Guy Bucci, Barry Hill and Teresa Toriseva are all listed as contributors to McGraw on the latest campaign finance reports and were hired by him as outside counsel in a lawsuit he filed against two financial services firms. This summer, in response to a request by WV CALA, Ohio Circuit Judge Ronald Wilson delayed until next month approval of the lawyers' fees pending a review of their work in settling the case.

"This is the problem," Cohen said. "They told the court they worked 'hundreds of hours' on the case. What kind of accountability is that from the attorney general? Who is looking out for the public's money? Did they work 200 hours? 500? If they worked a thousand hours, that's still stiffing West Virginia at $3,300 an hour."

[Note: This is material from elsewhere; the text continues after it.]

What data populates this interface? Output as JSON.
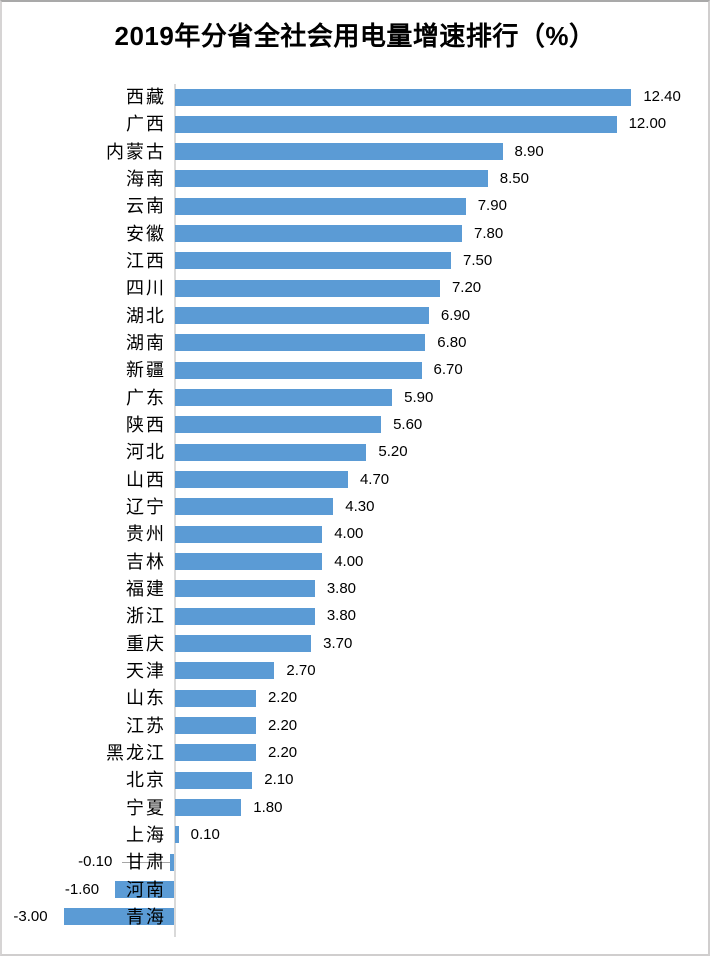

WV CALA has questioned why McGraw needs outside hires when taxpayers already give him a legal staff of 200.

The latest campaign finance reports also reflect contributions from personal injury lawyers McGraw hired for a lawsuit he settled hours after his 2004 re-election. They delivered more than $40,000 in campaign cash to him and got the first $3.3 million cut in legal fees at public expense from an action against the maker of the painkilling drug, OxyContin.

"This system of seemingly rewarding campaign donors with cushy government work must stop if West Virginia's legal system is to be regarded with integrity," Cohen said. "A Sunshine law would hold the AG to public scrutiny and bring transparency to the way that office conducts our business."